Ela assentiu. "Sinto que esta é a minha chance de me tornar uma Poppol." Seus olhos estavam cheios de determinação e ansiedade.

A história era importante para ela, e ela via nela o que queria ser. Ela pensava que não poderia alcançar isso, mas então viu dois membros de sua própria "espécie" que trabalharam e superaram os obstáculos.

Essencialmente, ela via a sombra de Poppol nas mudanças que Tama-chan e eu passamos.

É por isso que ela queria mudar também — ela queria aproveitar a sua chance.

"E Kris é a mesma coisa. Assim como Poppol, ela se transforma para se encaixar. Afinal, é assim que deveríamos ser."

"...Hein." Pensei sobre isso.

O personagem de Kris tinha um vínculo poderoso com a própria Kikuchi-san.

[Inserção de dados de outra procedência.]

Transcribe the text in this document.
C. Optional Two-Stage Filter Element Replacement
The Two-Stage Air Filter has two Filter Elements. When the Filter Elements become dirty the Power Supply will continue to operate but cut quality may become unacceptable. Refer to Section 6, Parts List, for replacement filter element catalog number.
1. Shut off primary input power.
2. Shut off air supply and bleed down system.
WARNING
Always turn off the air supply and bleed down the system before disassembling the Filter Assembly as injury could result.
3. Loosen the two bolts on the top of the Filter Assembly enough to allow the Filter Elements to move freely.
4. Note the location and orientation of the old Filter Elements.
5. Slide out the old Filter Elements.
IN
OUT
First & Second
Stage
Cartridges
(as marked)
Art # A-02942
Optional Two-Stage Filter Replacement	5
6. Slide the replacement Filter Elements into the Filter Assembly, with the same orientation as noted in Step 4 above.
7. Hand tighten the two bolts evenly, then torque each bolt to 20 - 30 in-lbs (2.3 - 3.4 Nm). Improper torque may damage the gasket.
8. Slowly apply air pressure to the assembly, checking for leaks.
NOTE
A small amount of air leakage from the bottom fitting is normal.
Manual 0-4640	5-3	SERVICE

"Eu estava lutando para saber quem acabaria em um relacionamento com o Libra. Mas, na realidade, a história é sobre como Kris quer viver sua vida."

“Sim... eu entendo.”

As palavras da Kikuchi-san me deram um vislumbre dos pensamentos e experiências que ela teve no passado, mas eu ainda tinha apenas uma compreensão superficial delas. Eu não estava em posição alguma para dar minhas opiniões aleatórias. Como sempre, ela falava baixo, mas de maneira convincente, sem deixar espaço para contra-ataques.

Por isso, senti que minha única opção era apoiá-la enquanto ela trabalhava em direção ao seu objetivo. "...Mas escuta..." dei um passo, ou talvez meio passo, no tópico. "E se isso fosse apenas... uma pausa na nova seção da peça?"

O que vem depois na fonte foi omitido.